Çok istersin bir şeyler yapmak, ataletinden sıyrılmak, kendi çizdiğin hayat çizgini tek düzelikten kurtarmak ve hayal ettiğini gerçekleştirmek; ama yapamazsın ya bazen...
İşte öyle bir anda, mutsuzluğa ve umutsuzluğa sürüklenirken ben, hayatımda ilk kez sevdiklerimin yara bandı olma görevimi askıya alıp kendi yaralarıma odaklanmışken, yoruldum derken, senseim acımasız gerçeği vurmuştu yüzüme:
-Yeterince istemiyorsun, demişti. Gerçekten istesen, yaparsın. Kendinden başka engelin yok.

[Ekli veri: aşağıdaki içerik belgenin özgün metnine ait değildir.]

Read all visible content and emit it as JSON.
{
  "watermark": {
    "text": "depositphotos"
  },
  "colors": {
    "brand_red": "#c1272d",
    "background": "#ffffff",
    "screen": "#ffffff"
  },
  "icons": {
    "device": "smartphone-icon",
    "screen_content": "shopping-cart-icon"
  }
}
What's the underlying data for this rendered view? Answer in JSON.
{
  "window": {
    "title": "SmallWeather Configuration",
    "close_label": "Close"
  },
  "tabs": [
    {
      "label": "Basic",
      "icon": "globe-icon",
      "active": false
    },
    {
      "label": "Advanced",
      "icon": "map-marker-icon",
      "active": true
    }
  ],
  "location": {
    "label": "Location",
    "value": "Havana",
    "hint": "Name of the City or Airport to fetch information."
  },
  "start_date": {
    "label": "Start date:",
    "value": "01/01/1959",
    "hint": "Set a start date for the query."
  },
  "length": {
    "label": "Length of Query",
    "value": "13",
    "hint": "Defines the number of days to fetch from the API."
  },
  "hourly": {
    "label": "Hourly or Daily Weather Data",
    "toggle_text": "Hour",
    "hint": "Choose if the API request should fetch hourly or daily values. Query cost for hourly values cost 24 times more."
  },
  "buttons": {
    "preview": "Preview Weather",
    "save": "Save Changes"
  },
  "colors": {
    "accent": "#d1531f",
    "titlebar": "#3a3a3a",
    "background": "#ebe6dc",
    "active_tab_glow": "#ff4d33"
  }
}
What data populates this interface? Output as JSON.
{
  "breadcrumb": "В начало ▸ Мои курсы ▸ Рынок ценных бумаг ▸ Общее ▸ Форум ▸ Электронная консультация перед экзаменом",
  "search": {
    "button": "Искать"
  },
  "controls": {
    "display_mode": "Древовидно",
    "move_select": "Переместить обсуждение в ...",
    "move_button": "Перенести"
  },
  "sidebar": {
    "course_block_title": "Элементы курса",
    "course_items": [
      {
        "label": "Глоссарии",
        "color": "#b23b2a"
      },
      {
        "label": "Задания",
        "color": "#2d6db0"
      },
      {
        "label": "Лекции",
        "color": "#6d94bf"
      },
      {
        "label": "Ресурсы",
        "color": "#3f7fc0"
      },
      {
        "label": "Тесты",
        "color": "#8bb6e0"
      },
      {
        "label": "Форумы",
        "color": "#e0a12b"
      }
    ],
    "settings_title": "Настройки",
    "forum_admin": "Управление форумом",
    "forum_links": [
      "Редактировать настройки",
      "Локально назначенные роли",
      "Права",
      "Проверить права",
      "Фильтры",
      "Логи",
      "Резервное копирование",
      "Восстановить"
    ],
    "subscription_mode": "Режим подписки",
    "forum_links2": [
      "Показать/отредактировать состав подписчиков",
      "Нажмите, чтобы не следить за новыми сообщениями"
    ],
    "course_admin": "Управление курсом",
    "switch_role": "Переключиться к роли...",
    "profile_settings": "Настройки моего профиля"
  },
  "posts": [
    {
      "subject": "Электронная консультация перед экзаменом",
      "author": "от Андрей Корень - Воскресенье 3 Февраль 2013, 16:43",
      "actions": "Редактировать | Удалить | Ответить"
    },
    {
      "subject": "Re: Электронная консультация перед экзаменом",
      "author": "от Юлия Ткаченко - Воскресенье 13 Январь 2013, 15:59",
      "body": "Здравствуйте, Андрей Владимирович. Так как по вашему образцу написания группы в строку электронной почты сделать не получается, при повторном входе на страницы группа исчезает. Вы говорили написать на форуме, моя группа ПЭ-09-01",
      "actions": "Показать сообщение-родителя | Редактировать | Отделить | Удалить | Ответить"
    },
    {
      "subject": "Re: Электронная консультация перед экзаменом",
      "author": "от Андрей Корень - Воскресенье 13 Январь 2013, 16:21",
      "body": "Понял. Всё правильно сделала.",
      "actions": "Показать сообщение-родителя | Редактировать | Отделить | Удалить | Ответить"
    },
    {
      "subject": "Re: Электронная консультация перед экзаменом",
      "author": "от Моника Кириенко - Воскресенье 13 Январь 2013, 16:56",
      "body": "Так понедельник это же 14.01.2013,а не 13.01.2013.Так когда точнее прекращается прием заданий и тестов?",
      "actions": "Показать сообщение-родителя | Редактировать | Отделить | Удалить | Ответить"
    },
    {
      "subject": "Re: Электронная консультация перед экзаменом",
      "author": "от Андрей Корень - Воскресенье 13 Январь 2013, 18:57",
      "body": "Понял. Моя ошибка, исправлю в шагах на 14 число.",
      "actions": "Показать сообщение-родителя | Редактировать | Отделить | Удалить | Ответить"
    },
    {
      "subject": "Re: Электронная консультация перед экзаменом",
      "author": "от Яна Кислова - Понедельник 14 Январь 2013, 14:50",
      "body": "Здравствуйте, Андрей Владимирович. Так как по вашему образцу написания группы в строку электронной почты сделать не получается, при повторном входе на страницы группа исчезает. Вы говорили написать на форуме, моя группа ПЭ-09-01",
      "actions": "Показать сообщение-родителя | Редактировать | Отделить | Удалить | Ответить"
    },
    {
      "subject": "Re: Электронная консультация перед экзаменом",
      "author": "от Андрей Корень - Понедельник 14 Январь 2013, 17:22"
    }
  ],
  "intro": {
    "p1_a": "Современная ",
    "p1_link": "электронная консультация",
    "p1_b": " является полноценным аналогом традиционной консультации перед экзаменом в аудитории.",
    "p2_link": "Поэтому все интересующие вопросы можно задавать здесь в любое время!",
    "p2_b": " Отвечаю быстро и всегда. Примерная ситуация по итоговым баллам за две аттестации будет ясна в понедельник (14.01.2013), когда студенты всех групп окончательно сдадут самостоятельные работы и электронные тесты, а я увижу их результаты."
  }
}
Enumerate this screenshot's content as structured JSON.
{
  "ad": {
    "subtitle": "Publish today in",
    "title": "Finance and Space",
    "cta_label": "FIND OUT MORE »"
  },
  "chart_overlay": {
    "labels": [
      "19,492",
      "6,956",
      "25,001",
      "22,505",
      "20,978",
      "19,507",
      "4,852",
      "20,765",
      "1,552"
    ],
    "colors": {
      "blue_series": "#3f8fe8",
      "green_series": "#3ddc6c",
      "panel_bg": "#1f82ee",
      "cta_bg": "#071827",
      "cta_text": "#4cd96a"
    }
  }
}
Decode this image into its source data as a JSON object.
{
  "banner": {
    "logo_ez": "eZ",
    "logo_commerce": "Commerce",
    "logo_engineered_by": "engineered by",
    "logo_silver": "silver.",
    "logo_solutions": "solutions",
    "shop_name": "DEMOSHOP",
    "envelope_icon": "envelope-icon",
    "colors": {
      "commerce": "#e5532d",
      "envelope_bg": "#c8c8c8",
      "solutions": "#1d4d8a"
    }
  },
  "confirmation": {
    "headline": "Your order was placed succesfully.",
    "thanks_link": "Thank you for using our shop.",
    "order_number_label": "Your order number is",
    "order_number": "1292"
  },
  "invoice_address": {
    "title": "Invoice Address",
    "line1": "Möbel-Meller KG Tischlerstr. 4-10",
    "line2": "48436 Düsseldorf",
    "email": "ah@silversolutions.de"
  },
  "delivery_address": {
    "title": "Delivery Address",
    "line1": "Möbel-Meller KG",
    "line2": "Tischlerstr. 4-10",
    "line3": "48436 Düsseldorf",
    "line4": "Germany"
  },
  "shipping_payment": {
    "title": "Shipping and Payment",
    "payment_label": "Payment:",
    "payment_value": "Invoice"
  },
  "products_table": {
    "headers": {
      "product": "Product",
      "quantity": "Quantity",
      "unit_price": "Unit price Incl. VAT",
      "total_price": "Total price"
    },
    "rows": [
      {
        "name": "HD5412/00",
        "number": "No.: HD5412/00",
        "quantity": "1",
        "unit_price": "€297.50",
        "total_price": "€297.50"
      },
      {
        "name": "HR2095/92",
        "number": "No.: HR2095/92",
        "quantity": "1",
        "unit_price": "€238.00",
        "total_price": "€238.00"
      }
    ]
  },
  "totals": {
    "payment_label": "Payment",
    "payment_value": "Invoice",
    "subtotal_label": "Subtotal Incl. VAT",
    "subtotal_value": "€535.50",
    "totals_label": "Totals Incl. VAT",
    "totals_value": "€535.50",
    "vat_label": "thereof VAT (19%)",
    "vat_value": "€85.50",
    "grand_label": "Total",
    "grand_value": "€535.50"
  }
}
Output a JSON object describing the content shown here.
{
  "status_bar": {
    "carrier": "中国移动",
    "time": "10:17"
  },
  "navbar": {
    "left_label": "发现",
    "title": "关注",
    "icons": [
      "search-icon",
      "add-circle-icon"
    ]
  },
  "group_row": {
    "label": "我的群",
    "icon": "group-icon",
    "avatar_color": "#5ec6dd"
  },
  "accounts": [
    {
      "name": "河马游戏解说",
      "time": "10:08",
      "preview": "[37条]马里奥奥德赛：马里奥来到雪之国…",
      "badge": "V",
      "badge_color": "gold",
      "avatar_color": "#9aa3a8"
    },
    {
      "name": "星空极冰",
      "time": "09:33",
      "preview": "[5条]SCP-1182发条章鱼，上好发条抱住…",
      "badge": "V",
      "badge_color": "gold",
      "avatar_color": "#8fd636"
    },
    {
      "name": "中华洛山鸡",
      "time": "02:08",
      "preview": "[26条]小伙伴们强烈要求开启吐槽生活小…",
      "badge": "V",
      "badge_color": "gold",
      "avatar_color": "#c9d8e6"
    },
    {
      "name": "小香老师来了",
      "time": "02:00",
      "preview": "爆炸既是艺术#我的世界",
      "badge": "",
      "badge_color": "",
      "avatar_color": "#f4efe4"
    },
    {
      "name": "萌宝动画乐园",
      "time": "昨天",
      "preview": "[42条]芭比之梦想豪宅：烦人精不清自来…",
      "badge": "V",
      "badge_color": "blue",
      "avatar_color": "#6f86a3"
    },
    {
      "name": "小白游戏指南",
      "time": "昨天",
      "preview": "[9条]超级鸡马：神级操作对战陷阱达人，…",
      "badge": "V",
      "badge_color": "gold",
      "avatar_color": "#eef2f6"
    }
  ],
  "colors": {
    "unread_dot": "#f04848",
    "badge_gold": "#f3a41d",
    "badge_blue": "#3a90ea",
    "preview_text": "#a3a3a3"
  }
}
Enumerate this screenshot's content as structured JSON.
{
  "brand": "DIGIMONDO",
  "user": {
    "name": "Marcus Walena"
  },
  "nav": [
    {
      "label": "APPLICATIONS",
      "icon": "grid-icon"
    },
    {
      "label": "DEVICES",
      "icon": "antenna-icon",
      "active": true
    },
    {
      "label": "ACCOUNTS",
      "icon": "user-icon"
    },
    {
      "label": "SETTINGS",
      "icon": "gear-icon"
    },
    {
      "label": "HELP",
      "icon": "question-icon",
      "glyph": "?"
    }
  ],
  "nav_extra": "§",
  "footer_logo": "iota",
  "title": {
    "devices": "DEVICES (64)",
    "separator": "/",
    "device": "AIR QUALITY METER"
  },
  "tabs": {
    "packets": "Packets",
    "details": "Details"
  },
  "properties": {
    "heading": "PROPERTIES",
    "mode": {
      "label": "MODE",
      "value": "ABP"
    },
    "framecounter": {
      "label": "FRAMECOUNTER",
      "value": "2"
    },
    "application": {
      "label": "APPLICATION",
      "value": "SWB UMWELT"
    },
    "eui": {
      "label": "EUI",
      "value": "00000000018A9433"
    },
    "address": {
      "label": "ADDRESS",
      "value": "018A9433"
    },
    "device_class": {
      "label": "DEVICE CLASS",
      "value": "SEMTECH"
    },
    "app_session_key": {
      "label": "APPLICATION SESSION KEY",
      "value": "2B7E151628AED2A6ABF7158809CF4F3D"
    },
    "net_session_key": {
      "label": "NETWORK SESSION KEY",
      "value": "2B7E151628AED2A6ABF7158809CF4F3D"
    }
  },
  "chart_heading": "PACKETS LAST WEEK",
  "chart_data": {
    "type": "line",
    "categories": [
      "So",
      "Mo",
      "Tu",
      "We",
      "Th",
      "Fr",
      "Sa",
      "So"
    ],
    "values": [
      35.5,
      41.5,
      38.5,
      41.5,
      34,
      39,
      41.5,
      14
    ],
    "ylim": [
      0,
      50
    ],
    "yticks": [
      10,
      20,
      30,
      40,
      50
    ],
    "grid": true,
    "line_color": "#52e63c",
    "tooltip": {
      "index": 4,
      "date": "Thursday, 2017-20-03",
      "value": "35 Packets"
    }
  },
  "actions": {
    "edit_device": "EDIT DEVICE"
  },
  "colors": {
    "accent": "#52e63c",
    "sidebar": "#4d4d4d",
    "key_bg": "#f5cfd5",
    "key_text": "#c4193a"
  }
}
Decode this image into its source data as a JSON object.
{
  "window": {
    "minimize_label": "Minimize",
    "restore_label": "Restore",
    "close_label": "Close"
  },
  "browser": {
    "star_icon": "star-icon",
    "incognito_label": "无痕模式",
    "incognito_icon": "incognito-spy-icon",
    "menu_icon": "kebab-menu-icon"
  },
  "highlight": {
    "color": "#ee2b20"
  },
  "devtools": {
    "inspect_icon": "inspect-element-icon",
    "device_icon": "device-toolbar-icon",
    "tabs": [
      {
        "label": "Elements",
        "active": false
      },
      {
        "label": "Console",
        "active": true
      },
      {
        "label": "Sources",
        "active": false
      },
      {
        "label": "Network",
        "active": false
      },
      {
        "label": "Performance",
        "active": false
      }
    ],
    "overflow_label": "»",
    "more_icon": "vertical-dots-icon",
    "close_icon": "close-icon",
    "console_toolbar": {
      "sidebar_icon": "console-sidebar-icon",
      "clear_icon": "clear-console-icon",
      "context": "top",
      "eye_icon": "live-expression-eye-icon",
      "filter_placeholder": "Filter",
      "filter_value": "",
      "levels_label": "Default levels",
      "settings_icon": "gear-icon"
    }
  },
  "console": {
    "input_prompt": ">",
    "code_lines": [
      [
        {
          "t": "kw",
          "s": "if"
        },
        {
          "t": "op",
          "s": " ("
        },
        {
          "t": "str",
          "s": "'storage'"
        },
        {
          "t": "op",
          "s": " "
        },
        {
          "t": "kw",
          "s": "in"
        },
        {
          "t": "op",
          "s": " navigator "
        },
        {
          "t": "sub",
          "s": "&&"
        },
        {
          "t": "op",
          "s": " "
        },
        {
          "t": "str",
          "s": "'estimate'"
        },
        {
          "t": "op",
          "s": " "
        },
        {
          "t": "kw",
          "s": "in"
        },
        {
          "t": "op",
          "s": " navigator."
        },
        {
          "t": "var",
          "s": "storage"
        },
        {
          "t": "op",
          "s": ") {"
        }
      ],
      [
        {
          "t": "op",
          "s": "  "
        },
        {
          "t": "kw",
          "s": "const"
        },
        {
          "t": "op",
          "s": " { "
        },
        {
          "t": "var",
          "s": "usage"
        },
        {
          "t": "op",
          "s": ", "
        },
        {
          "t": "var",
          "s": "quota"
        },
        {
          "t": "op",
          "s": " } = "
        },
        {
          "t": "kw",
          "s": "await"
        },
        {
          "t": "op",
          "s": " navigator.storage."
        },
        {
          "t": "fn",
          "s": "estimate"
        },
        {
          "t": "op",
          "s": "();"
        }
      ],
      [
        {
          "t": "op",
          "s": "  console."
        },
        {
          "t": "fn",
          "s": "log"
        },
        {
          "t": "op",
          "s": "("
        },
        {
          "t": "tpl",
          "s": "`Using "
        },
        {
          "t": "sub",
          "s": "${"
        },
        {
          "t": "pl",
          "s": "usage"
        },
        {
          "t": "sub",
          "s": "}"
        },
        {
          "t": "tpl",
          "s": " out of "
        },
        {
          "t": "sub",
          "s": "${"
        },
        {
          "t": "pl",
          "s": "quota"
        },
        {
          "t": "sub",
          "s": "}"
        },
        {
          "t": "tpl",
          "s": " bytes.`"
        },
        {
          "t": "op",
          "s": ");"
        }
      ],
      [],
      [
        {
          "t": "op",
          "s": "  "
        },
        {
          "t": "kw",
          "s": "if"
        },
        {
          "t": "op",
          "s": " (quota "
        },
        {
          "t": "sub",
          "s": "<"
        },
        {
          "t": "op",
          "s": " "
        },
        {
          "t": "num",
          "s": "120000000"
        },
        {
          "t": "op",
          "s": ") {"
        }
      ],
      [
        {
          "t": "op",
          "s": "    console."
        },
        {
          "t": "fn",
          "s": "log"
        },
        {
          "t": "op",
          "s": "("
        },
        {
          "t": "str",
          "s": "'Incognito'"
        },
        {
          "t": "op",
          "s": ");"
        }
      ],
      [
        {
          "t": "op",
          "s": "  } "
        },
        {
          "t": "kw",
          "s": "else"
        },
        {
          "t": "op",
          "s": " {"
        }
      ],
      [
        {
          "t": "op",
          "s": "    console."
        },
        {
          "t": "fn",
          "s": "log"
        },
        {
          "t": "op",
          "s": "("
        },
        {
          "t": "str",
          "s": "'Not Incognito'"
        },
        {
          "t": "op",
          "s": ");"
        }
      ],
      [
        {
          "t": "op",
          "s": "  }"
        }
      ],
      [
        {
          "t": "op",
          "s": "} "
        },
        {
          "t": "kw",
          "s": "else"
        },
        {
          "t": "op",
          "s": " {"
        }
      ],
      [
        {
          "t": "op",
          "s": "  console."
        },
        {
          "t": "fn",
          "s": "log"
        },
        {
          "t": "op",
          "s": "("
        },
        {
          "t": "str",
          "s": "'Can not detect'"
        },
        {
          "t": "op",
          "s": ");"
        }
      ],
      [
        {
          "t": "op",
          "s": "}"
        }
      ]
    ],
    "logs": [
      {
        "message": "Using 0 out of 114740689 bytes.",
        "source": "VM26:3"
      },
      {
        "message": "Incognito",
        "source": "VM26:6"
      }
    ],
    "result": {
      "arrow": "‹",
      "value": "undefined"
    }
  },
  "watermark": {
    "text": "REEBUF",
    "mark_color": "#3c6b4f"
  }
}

İlk tepki olarak kontratağa geçtim tabi bu "beylik" laflar karşısında. Sorumluluklarım vardı hem kolay mıydı öyle hop diye zaman lazımdı para lazımdı enerjim yoktu yorgundum... 30. saniyenin sonunda sesim kısılmaya, cılızlaşmaya başladı. Evet, bahaneydi hepsi. Ki zaten saydığım gerekçelerin bana engel olduğu yönündeki hipotezimim çürütülmesi 1, bilemediniz 2 dakika sürdü.